Kommt ganz darauf an wie oft du ihn transportierst.
Das V3 hätte halt gleich 2 Festplattenschächte + mSata, sowie 4 Ram Slots.


----------



## Raizor (30. September 2013)

Grob überschlagen wird der Laptop zu 80% auf meinem Schreibtisch stehen. 
Du empfiehlst also eher das V3?!


----------



## fischer85 (2. Oktober 2013)

Hallo Raizor,

zur Info:

Ich habe mir das V5-573G auch gekauft vor wenigen Tagen. Bin bisher sehr zufrieden.
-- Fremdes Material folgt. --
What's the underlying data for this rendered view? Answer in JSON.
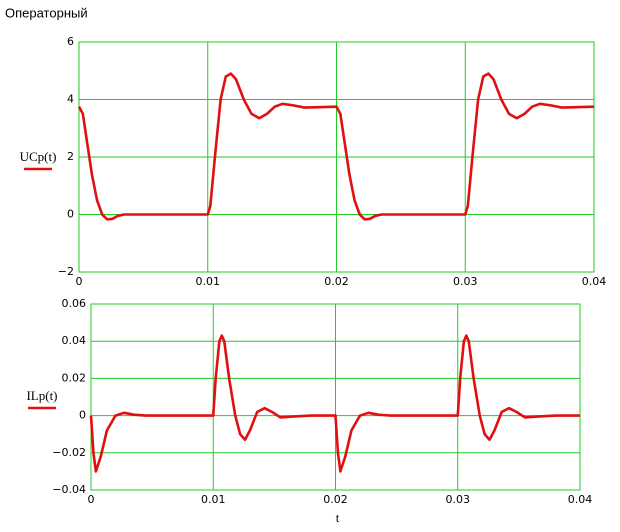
{
  "title": "Операторный",
  "chart_data": [
    {
      "type": "line",
      "x": [
        0,
        0.0003,
        0.0006,
        0.001,
        0.0014,
        0.0018,
        0.0022,
        0.0026,
        0.003,
        0.0035,
        0.01,
        0.0102,
        0.0106,
        0.011,
        0.0114,
        0.0118,
        0.0122,
        0.0128,
        0.0134,
        0.014,
        0.0146,
        0.0152,
        0.0158,
        0.0166,
        0.0175,
        0.02,
        0.0203,
        0.0206,
        0.021,
        0.0214,
        0.0218,
        0.0222,
        0.0226,
        0.023,
        0.0235,
        0.03,
        0.0302,
        0.0306,
        0.031,
        0.0314,
        0.0318,
        0.0322,
        0.0328,
        0.0334,
        0.034,
        0.0346,
        0.0352,
        0.0358,
        0.0366,
        0.0375,
        0.04
      ],
      "series": [
        {
          "name": "UCp(t)",
          "color": "#e01010",
          "values": [
            3.75,
            3.5,
            2.6,
            1.4,
            0.5,
            0.0,
            -0.17,
            -0.15,
            -0.05,
            0,
            0,
            0.3,
            2.2,
            4.0,
            4.8,
            4.9,
            4.7,
            4.0,
            3.5,
            3.35,
            3.5,
            3.75,
            3.85,
            3.8,
            3.72,
            3.75,
            3.5,
            2.6,
            1.4,
            0.5,
            0.0,
            -0.17,
            -0.15,
            -0.05,
            0,
            0,
            0.3,
            2.2,
            4.0,
            4.8,
            4.9,
            4.7,
            4.0,
            3.5,
            3.35,
            3.5,
            3.75,
            3.85,
            3.8,
            3.72,
            3.75
          ]
        }
      ],
      "xlim": [
        0,
        0.04
      ],
      "xticks": [
        0,
        0.01,
        0.02,
        0.03,
        0.04
      ],
      "ylim": [
        -2,
        6
      ],
      "yticks": [
        {
          "value": -2,
          "label": "−2"
        },
        0,
        2,
        4,
        6
      ],
      "grid": true
    },
    {
      "type": "line",
      "xlabel": "t",
      "x": [
        0,
        0.0002,
        0.0004,
        0.0008,
        0.0013,
        0.002,
        0.0027,
        0.0035,
        0.0045,
        0.01,
        0.0102,
        0.0105,
        0.0107,
        0.0109,
        0.0113,
        0.0118,
        0.0122,
        0.0126,
        0.013,
        0.0136,
        0.0142,
        0.0148,
        0.0155,
        0.0165,
        0.018,
        0.02,
        0.0202,
        0.0204,
        0.0208,
        0.0213,
        0.022,
        0.0227,
        0.0235,
        0.0245,
        0.03,
        0.0302,
        0.0305,
        0.0307,
        0.0309,
        0.0313,
        0.0318,
        0.0322,
        0.0326,
        0.033,
        0.0336,
        0.0342,
        0.0348,
        0.0355,
        0.0365,
        0.038,
        0.04
      ],
      "series": [
        {
          "name": "ILp(t)",
          "color": "#e01010",
          "values": [
            0,
            -0.02,
            -0.03,
            -0.022,
            -0.008,
            0,
            0.0015,
            0.0005,
            0,
            0,
            0.02,
            0.04,
            0.043,
            0.04,
            0.02,
            0,
            -0.01,
            -0.013,
            -0.008,
            0.002,
            0.004,
            0.002,
            -0.001,
            -0.0005,
            0,
            0,
            -0.02,
            -0.03,
            -0.022,
            -0.008,
            0,
            0.0015,
            0.0005,
            0,
            0,
            0.02,
            0.04,
            0.043,
            0.04,
            0.02,
            0,
            -0.01,
            -0.013,
            -0.008,
            0.002,
            0.004,
            0.002,
            -0.001,
            -0.0005,
            0,
            0
          ]
        }
      ],
      "xlim": [
        0,
        0.04
      ],
      "xticks": [
        0,
        0.01,
        0.02,
        0.03,
        0.04
      ],
      "ylim": [
        -0.04,
        0.06
      ],
      "yticks": [
        {
          "value": -0.04,
          "label": "−0.04"
        },
        {
          "value": -0.02,
          "label": "−0.02"
        },
        0,
        0.02,
        0.04,
        0.06
      ],
      "grid": true
    }
  ]
}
Habe mir das Modell vorallem gekauft, weil es auch einen mSATA Port hat und das SSD nachrüsten ging Problemlos.

Habe dieses Modell:
Acer V5-573G-54208G50akk NX.MCEEG.015         

Hatte mich auch lange informiert und finde bei diesem Produkt Preis / Leistung wirklich hervorragend!


Gruss
Manuel


----------



## Volcom (2. Oktober 2013)

Acer Aspire V5-573G-54208G50akk i5-4200U 4GB 500GB HD GT750M noOS

Das V5 bekommst du schon für wesentlich weniger Geld, zwar nur mit einem i5 und 4GB Arbeitsspeicher (welchen du ja nachrüsten kannst) aber für lediglich 550Euro bei Cyberport beispielsweise. Evtl vereinfacht es deine Entscheidung - Gute Hardware und Qualität für wenig Geld und es sind nur wenig Abweichungen zu deinen geposteten Beispielen. Spielen kannst du selbst auf einer 750m gut/ok, solang man nicht alle Qualitätseinstellungen aufs Absolute maximum  reißt(zumindest bei Titeln wie Battlefield3 oder Crysis 3). Und für das gesparrte Geld wäre noch eine SSD usw. drin.


----------



## Railroadfighter (2. Oktober 2013)

Wie soll man denn bitte mit einem ULV-Prozessor zocken? Die Kühlung der Notebooks ist mit Sicherheit zu schwach damit der Turbo ausgefahren wird, und dann würde auch eine 780M nichts bringen.
Fürs zocken kommt von den vorgeschlagenen Modellen eigentlich nur der 772G infrage, allerdings würde ich in dieser Preisklasse eher nichtmehr auf Acer setzen.
MSI und Clevo (Hawkforce, Mysn, One) bieten deutlich bessere Geräte an, die sich teilweise auch aufrüsten lassen.


----------



## Raizor (2. Oktober 2013)

ich tendiere mittlerweile eher zum V3, auch wenn mich das Display vom v5 ordentlich reizt. Aber vom V3 habe ich denke 1-2Jahre länger was aufgrund der potenteren Hardware... oder?!
Was gäbe es denn von MSI oder Clevo in dieser Preisklasse? Ich habe auf die schnelle nur dieses hier gefunden, und das hat leider kein FHD Display... das nächste MSI mit FHD Display kostet noch mal 100€ mehr, und ich möchte meine Preisgrenze nicht unbedingt ausreizen.


----------



## Railroadfighter (3. Oktober 2013)

Das W370 kostet bei Hawkforce 900€.
Für den Preis zwar nur mit i5, der reicht aber aus.


----------



## Raizor (3. Oktober 2013)

Also ich finde, das Hawkforce ist keine ALternative, zumindest rein technisch. WLAN ist schlechter, CPU ist schlechter, Garfik nur minimal besser, aber sonst bietet es eigtl nichts, was das V3 nicht auch hat. Jedoch kann ich Gehäuse und Lüftung etc. bzw. allgemeine Aspekte dieser Marke nicht beurteilen.
Ich werde morgen mal zum Cyberport gehen und mir das V3 und V5 ansehen 

Kurz noch ein bisschen Spekulation: meint ihr, dass morgen bei _der großen MediaMarkt-Neueröffnung_ auch einige aktuelle Geräte im Angebot sind?


----------



## iTzZent (3. Oktober 2013)

Du hast eine sehr merkwürdige Geräteauswahl... du scheinst nicht genau zu wissen, was du eigentlich haben willst... denn deine beiden Acer Geräte sind komplett unterschiedlich und spielen in komplett unterschiedlichen Ligen.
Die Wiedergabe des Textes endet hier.